Cook of Tribunals Ontario said the case is unusual, in one respect, because it actually got to a summary hearing.
“Most of these sorts of cases are dismissed with no hearing at all,” he told Law360 Canada, “either because the person has failed to provide the required proof or because they gave up.”
Case backlogs with the HRTO and the Landlord and Tenant Board are still causing inordinate delays, he said, and cases are being dismissed in 2025 that were filed several years ago. Typically, he added, the HRTO will inform the applicant that it intends to dismiss the case, most often on jurisdictional grounds, unless the person can show why it should not be dismissed, typically with a short turn-around time. At that point, people often give up.
If they persist, Cook said, the HRTO wants “proof” of discrimination beyond the applicant’s own evidence of their experience.
“If they can’t produce proof,” he said, “the case is dismissed in the same terms as described in Swedcan, ignoring the fact that most cases of alleged discrimination are determined on circumstantial evidence.”
Toronto lawyer Osborne Barnwell, who served as counsel for John, said the case highlights the HRTO’s efforts to clear what he called an “intractable backlog of complaints” by violating the complainant’s natural justice rights.

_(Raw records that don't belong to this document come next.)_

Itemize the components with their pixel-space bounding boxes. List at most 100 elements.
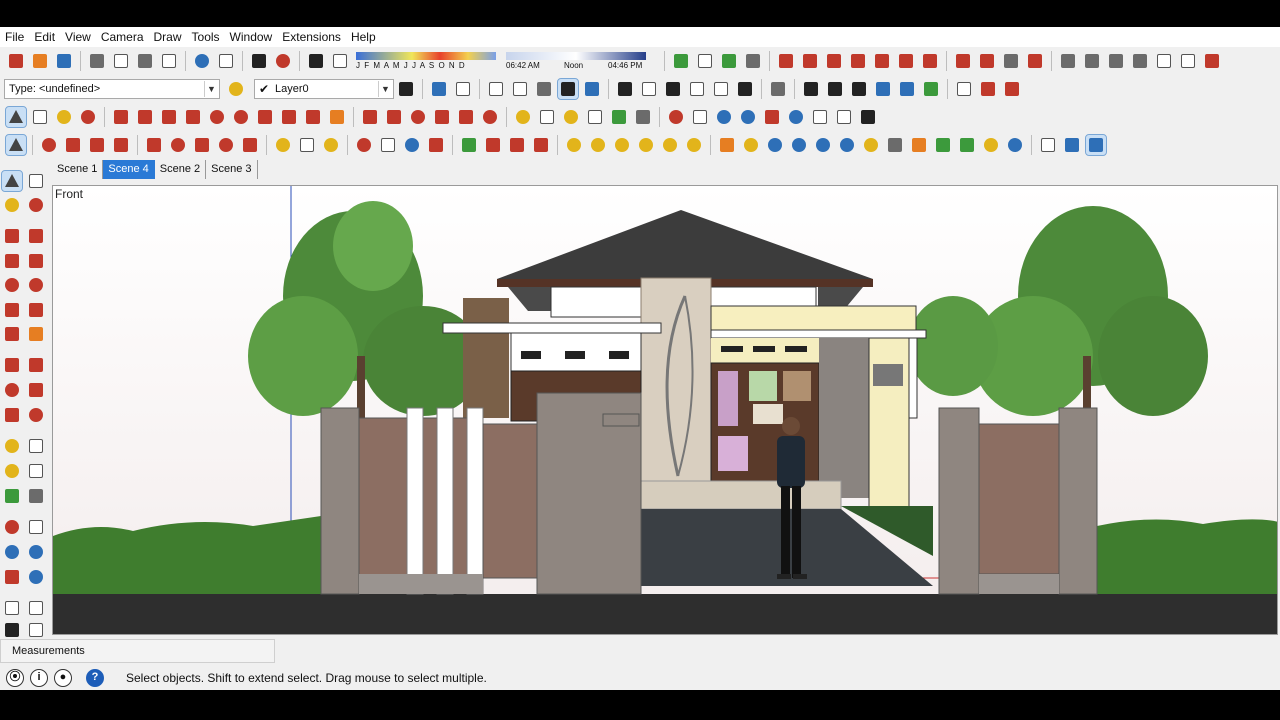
model-viewport[interactable]: Front [52, 185, 1278, 635]
rotate-tool-button[interactable] [408, 107, 428, 127]
select-tool-button[interactable] [5, 106, 27, 128]
tape-2-button[interactable] [273, 135, 293, 155]
follow-me-button[interactable] [432, 107, 452, 127]
user-account-icon[interactable]: ● [54, 669, 72, 687]
erase-button[interactable] [159, 51, 179, 71]
plugin-7-button[interactable] [717, 135, 737, 155]
lt-look-around-button[interactable] [26, 598, 46, 618]
ruby-3-button[interactable] [507, 135, 527, 155]
geo-location-button[interactable] [743, 51, 763, 71]
measurements-box[interactable]: Measurements [0, 639, 275, 663]
ext-tool-13-button[interactable] [1082, 51, 1102, 71]
lt-position-camera-button[interactable] [2, 598, 22, 618]
push-pull-2-button[interactable] [144, 135, 164, 155]
section-plane-button[interactable] [768, 79, 788, 99]
ext-tool-4-button[interactable] [848, 51, 868, 71]
push-pull-button[interactable] [384, 107, 404, 127]
line-dropdown-button[interactable] [63, 135, 83, 155]
ext-tool-21-button[interactable] [1002, 79, 1022, 99]
tab-scene-3[interactable]: Scene 3 [206, 160, 258, 179]
move-2-button[interactable] [192, 135, 212, 155]
top-view-button[interactable] [639, 79, 659, 99]
extension-warehouse-button[interactable] [719, 51, 739, 71]
lt-arc-button[interactable] [2, 300, 22, 320]
fog-button[interactable] [330, 51, 350, 71]
plugin-14-button[interactable] [885, 135, 905, 155]
lt-component-button[interactable] [26, 171, 46, 191]
protractor-button[interactable] [561, 107, 581, 127]
front-view-button[interactable] [663, 79, 683, 99]
2pt-arc-button[interactable] [279, 107, 299, 127]
plugin-10-button[interactable] [789, 135, 809, 155]
share-model-button[interactable] [695, 51, 715, 71]
plugin-11-button[interactable] [813, 135, 833, 155]
back-view-button[interactable] [711, 79, 731, 99]
lt-pan-button[interactable] [26, 517, 46, 537]
eraser-button[interactable] [78, 107, 98, 127]
lt-tape-button[interactable] [2, 436, 22, 456]
lt-move-button[interactable] [2, 355, 22, 375]
look-around-button[interactable] [834, 107, 854, 127]
walk-tool-button[interactable] [858, 107, 878, 127]
circle-tool-button[interactable] [207, 107, 227, 127]
chevron-down-icon[interactable]: ▼ [378, 81, 392, 97]
lt-push-pull-button[interactable] [26, 355, 46, 375]
menu-edit[interactable]: Edit [29, 27, 60, 47]
menu-tools[interactable]: Tools [187, 27, 225, 47]
plugin-5-button[interactable] [660, 135, 680, 155]
select-tool-2-button[interactable] [5, 134, 27, 156]
ext-tool-19-button[interactable] [954, 79, 974, 99]
ext-tool-5-button[interactable] [872, 51, 892, 71]
ext-tool-6-button[interactable] [896, 51, 916, 71]
warehouse-button[interactable] [671, 51, 691, 71]
new-model-button[interactable] [6, 51, 26, 71]
3pt-arc-button[interactable] [303, 107, 323, 127]
rectangle-tool-button[interactable] [159, 107, 179, 127]
plugin-18-button[interactable] [981, 135, 1001, 155]
sandbox-2-button[interactable] [825, 79, 845, 99]
polygon-tool-button[interactable] [231, 107, 251, 127]
rotated-rectangle-button[interactable] [183, 107, 203, 127]
sandbox-1-button[interactable] [801, 79, 821, 99]
lt-circle-button[interactable] [2, 275, 22, 295]
print-button[interactable] [249, 51, 269, 71]
copy-button[interactable] [111, 51, 131, 71]
plugin-19-button[interactable] [1005, 135, 1025, 155]
plugin-4-button[interactable] [636, 135, 656, 155]
scale-2-button[interactable] [240, 135, 260, 155]
position-camera-button[interactable] [810, 107, 830, 127]
paste-button[interactable] [135, 51, 155, 71]
right-view-button[interactable] [687, 79, 707, 99]
lt-line-button[interactable] [2, 226, 22, 246]
rotate-2-button[interactable] [216, 135, 236, 155]
plugin-15-button[interactable] [909, 135, 929, 155]
tab-scene-4[interactable]: Scene 4 [103, 160, 155, 179]
cut-button[interactable] [87, 51, 107, 71]
orbit-tool-button[interactable] [666, 107, 686, 127]
ext-tool-1-button[interactable] [776, 51, 796, 71]
ext-tool-11-button[interactable] [1025, 51, 1045, 71]
menu-camera[interactable]: Camera [96, 27, 149, 47]
lt-follow-me-button[interactable] [26, 380, 46, 400]
ext-tool-9-button[interactable] [977, 51, 997, 71]
iso-view-button[interactable] [615, 79, 635, 99]
ext-tool-10-button[interactable] [1001, 51, 1021, 71]
pan-tool-button[interactable] [690, 107, 710, 127]
lt-zoom-window-button[interactable] [26, 542, 46, 562]
3d-text-button[interactable] [633, 107, 653, 127]
plugin-1-button[interactable] [564, 135, 584, 155]
arc-dropdown-button[interactable] [87, 135, 107, 155]
make-component-button[interactable] [30, 107, 50, 127]
ext-tool-12-button[interactable] [1058, 51, 1078, 71]
ruby-4-button[interactable] [531, 135, 551, 155]
menu-window[interactable]: Window [225, 27, 278, 47]
ext-tool-2-button[interactable] [800, 51, 820, 71]
3d-warehouse-2-button[interactable] [459, 135, 479, 155]
plugin-16-button[interactable] [933, 135, 953, 155]
plugin-13-button[interactable] [861, 135, 881, 155]
lt-orbit-button[interactable] [2, 517, 22, 537]
line-tool-button[interactable] [111, 107, 131, 127]
lt-3pt-arc-button[interactable] [2, 324, 22, 344]
ext-tool-16-button[interactable] [1154, 51, 1174, 71]
move-tool-button[interactable] [360, 107, 380, 127]
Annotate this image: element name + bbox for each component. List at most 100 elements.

“It is scandalous and ought to be condemned,” he said in an email to Law360 Canada.
“While the HRTO has the broad discretion to be masters in their own house, so to speak, by managing the flow of cases accordingly,” he added, “this effort by a vice-chair of the HRTO to overrule another member of the tribunal in the manner demonstrated here is the anthesis of the rule of law.”
Spada of Tribunals Ontario declined to comment on the specific decision, but noted that, as of April 30, 2025, the HRTO had decreased its active caseload to approximately 8,400, a 13 per cent reduction since it peaked in February 2023 at 9,700.
The introduction of the Tribunals Ontario Portal in December 2021, which was intended to streamline processes and improve access, has been associated with technical glitches and inefficiencies. The Ombudsman of Ontario specifically found in a 2023 report that outdated technology and the transition to the new system compounded delays, with technical issues arising during implementation.
Counsel for the respondents Swedcan Lumican Plastics Inc., Desmond Kendall and Xandra Kendall were Kevin L. MacDonald and Brendan MacDonald of Richmond Hill, Ont.-based MacDonald Associates pc. Kevin MacDonald did not respond to an email requesting comment.
Counsel for the respondent, the Human Rights Tribunal of Ontario, was Mindy Noble, who serves as legal counsel for Tribunals Ontario.